Dang, I muttered under my breath. I’d approached the promising pool with a determined angler’s stealth, stalking upstream in the rocky shallows, then wading into the higher waters that veered past my target — a smooth patch of liquid tucked deep and still beneath limbs overhanging the far bank. If ever there was a place for a smart mountain trout to wait for food, I thought as I cast my line, this is it.

But now I was knee-deep at the pool’s edge, bending to retrieve the weighted fly that, instead of reaching its destination, had wrapped its line around a branch, drifted beneath the surface and wedged between rocks. Reaching into the clear water for the errant fly, I noticed a snakelike twitch of movement near my hand — which I quickly pulled away. Peering closer, I could make out … no, not a snake, but a fat-bodied, paddle-tailed, wedge-headed something at least a foot and a half long, its eyes barely slits, its mottled, pebble-colored skin subtly rippling. What the ... ? In that instant I realized that my question had answered itself: I was looking at a hellbender, one of our continent’s largest salamander species.

If you wouldn’t ordinarily picture a creature the size of your forearm when you think of a salamander, you’re not alone. Then again, you might not think of a squirming, eel-like organism either; or a blind cave dweller; or a bumpy, finger-size critter that can be deadly poisonous.

North American Salamanders

All of these unique life-forms, and many more, are North American salamanders. At least 150 salamander species live north of Mexico, more than in any other region on the planet. And while most of us have seen salamanders, few are aware of their extraordinary diversity. They range in size from the diminutive 2-inch pygmy salamander, found in spruce-fir Appalachian forests, to the 2- to 4-foot-long two-toed amphiuma, a ditch-dwelling Southeastern species that resembles an eel. And if you think salamanders are mostly gray or brown, think again: among them are some of nature’s most colorful creatures.

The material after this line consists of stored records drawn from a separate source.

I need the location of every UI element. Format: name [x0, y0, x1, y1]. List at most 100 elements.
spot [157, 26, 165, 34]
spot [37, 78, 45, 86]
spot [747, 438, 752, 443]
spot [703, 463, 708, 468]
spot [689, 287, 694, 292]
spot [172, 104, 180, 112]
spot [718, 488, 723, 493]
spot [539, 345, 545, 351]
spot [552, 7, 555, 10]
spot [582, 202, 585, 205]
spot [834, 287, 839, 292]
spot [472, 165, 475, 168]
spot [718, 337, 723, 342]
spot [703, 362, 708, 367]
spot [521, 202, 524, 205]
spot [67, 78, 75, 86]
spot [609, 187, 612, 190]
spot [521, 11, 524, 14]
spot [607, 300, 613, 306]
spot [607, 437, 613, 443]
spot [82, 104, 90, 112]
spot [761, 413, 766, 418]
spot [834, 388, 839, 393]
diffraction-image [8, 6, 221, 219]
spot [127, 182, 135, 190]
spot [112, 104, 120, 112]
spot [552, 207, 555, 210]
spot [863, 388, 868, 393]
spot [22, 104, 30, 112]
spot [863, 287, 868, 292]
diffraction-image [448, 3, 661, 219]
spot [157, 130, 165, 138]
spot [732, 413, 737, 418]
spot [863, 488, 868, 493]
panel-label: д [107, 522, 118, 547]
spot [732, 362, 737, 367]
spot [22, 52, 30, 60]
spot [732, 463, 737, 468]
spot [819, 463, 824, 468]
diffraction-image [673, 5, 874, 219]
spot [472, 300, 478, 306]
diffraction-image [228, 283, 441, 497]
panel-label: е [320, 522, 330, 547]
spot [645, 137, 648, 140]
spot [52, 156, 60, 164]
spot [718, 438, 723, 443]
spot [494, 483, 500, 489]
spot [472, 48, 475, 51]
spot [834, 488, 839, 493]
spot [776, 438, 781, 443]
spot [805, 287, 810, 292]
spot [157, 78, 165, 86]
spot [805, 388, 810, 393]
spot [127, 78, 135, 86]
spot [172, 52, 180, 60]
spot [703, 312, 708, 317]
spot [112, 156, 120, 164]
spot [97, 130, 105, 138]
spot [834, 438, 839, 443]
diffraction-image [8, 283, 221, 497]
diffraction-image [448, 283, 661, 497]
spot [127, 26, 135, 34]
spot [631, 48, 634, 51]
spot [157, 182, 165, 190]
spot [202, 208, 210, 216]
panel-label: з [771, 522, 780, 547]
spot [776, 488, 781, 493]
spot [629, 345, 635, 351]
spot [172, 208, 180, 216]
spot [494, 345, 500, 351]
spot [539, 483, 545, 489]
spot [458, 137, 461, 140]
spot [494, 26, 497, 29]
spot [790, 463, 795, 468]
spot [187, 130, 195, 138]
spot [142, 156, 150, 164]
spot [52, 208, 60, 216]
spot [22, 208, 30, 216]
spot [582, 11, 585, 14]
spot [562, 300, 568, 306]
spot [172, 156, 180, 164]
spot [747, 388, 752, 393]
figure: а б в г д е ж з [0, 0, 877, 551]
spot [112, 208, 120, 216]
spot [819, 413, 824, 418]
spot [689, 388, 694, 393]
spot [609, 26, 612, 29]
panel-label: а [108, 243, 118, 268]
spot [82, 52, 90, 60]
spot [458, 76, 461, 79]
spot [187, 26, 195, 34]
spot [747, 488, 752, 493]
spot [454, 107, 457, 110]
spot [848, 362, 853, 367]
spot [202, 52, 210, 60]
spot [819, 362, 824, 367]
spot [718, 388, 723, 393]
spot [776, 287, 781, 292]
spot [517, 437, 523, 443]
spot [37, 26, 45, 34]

Most of us are similarly unaware of salamanders’ importance to the ecosystems around us. In many areas they’re a critical food source for a wide range of reptiles, fish, birds and mammals. In some mature forests, especially old growth areas, salamanders are so abundant they’re the predominant and most numerous vertebrate. Because many salamanders spend part of their lives as waterborne larvae and then move onto land, they serve as a vital nutrient transport system from wetlands to surrounding terrain, converting the aquatic organisms they consume as larvae into protein — their own body tissue — and then dispersing that energy as prey for land-dwelling creatures higher on the food chain. At the same time, salamanders consume substantial quantities of worms, snails, insects and other forest-floor invertebrates, influencing those populations and resulting rates of organic-matter decomposition and nutrient cycling.

Salamanders are amphibians and belong to the order Urodela, also called Caudata by some authorities. Both words are references — the first Greek-based, the second Latin — to the presence of a tail, which is the common denominator among all salamander species in all their life stages. Although they’re sometimes called “spring lizards,” salamanders are not lizards at all — lizards are reptiles, which have dry, scaly skin and clawed toes. Salamanders have smooth, moist skin and clawless toes.